Tuesday, January 25, 2011

Window Into Next Semester

I'll be the first to admit, I haven't exactly been as devoted to the blog as I should be for a number of reasons I can identify off the top of my head.  First off, my main goal was to fill Muffinman and my other high school friends in on the details in my life, since they always complained that I never told them anything.  However, since we started using Skype more often, I stopped contributing to the blog again and let my laziness get the best of me.  Truth be told, I haven't even logged on to the blog in a while, and only briefly skim through Muffinman's posts through my subscription feed reader.  However, my goal for this semester is to re-motivate myself to post regularly and get that momentum that I had when I first started the blog going again.  Now that this semester looks relatively less time-constrained than it did last semester, I don't think this goal is way out of reach.

Unlike last semester I am sad to say I am no longer a Pledgemaster for BAP.  From what I heard of the long night of negotiations and politics after committee elections, it wasn't an easy decision which consoles me to a degree.  Being a Pledgemaster was a huge time commitment, but after being so heavily involved in BAP last semester, it feels a little weird not having BAP be the focus of my life.  I am happy to say though that I am on the Mentoring Committee this semester where I am responsible for the formation of mentoring families as well as overseeing the mentoring program within our professional honors society.  It still means I get that front-facing role and meet a lot of new people which I believe is the best part about BAP.  I also don't have a part-time internship this semester, so now I have more time to focus on myself.

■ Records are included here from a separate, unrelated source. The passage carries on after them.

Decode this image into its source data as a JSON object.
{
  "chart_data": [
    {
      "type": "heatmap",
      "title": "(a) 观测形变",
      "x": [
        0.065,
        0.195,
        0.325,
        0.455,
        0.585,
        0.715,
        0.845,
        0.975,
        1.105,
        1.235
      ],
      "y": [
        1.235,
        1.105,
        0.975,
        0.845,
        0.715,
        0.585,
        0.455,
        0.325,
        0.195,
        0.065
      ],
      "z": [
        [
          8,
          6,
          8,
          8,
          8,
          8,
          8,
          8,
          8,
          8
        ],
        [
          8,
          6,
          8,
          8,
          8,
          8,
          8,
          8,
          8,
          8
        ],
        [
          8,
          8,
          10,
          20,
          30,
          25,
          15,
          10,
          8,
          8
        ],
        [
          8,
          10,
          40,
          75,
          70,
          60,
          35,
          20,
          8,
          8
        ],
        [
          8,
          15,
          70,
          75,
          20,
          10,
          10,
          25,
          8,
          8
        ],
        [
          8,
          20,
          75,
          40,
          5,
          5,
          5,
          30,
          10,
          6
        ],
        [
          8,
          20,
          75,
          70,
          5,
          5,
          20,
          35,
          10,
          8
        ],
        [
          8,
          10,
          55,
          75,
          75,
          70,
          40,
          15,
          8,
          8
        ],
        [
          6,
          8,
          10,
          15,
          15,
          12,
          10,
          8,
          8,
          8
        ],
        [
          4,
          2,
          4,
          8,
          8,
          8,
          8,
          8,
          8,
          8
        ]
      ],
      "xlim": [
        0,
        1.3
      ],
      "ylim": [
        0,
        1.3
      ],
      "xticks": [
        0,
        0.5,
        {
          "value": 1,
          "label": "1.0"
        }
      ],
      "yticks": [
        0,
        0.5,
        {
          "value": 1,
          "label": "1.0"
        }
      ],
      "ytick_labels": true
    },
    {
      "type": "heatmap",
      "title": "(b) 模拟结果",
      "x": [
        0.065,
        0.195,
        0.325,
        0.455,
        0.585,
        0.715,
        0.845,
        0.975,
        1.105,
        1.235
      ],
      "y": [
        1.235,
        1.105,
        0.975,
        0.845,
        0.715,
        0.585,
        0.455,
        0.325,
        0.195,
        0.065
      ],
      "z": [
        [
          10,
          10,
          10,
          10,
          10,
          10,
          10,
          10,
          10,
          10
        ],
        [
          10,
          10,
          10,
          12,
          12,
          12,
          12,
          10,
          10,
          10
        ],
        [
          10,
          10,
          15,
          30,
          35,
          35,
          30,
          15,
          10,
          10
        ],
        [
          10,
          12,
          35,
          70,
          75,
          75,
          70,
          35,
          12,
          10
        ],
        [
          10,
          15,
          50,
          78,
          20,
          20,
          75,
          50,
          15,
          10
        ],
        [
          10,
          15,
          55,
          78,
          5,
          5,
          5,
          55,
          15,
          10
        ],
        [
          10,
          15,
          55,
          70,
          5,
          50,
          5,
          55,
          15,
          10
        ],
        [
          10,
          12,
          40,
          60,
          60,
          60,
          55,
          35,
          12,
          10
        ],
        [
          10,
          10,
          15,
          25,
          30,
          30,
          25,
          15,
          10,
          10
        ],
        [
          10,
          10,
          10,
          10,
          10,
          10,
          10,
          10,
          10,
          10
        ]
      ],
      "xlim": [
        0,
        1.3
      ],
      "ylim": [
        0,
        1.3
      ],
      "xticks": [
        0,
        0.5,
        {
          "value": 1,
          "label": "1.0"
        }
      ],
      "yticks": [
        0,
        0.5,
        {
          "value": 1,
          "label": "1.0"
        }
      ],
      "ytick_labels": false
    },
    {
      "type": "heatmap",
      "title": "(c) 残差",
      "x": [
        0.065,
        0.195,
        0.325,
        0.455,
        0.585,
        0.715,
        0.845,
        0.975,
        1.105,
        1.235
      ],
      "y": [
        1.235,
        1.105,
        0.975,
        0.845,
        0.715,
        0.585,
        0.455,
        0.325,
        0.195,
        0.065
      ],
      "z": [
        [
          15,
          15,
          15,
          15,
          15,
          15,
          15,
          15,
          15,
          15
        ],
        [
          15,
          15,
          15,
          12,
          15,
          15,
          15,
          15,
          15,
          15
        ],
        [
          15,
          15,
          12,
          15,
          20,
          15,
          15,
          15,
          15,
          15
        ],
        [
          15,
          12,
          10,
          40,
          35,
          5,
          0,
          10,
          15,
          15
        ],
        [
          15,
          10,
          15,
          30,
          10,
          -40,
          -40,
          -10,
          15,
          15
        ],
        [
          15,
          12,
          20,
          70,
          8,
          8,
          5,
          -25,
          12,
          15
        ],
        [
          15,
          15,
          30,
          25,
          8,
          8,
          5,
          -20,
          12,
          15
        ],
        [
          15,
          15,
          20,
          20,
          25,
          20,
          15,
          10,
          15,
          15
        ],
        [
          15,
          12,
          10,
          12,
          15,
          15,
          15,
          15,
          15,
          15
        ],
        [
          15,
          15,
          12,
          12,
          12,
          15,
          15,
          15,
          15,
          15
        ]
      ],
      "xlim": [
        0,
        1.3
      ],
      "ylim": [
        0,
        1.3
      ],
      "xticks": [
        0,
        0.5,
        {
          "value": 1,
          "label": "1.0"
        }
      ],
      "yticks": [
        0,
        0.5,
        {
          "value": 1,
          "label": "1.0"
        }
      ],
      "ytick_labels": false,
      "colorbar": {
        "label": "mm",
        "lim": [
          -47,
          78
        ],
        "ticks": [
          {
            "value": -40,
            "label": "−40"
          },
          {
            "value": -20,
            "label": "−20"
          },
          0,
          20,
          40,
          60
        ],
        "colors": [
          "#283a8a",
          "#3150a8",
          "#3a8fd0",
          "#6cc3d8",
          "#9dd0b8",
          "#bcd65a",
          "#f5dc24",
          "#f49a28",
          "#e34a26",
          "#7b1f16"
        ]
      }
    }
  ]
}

However, with so much free time on my hands now I don't know what I should be doing.  One of the biggest struggles I had last semester was feeling stretched too thin among my various priorities, whether it was school, work, BAP, or recruiting for summer internships.  I was running till 4AM more nights than I should have, trying to get through classes, work, meetings, and homework.  I drank so much coffee that I can say for certain now that I was addicted to caffeine.  If I didn't have my coffee as soon as I got up in the morning or I didn't drink coffee every 3 hours, I'd become lethargic.  At times I hated myself for letting myself become so dependent on my caffeine fix, whether it was a cup of joe or a bottle of diet coke.  I convinced myself it was a necessary evil, but I didn't feel like I was myself without it.  All throughout last semester, if it wasn't one thing, it was another and I did not get a break until Thanksgiving when BAP started winding down, I dropped my internship, and the only thing I had to look forward to was finals.  Finals was a blissful compared to what I had to deal with in the previous four months -- all I had to do was study.

However, it doesn't mean this semester won't be as stressful.  I'm currently recruiting for investment banking positions, and looking at the timelines for resume drops and interviews is giving me a mild panic attack.  Summer internship applications are due by the end of the week, first-round interviews begin next week and second-round superday interviews the week after that.  Starting with the fall employer presentations, I've felt the pressure of getting an internship building up through last semester, and now everything I've done in my college career is going to culminate in whether or not I get an offer for a summer internship.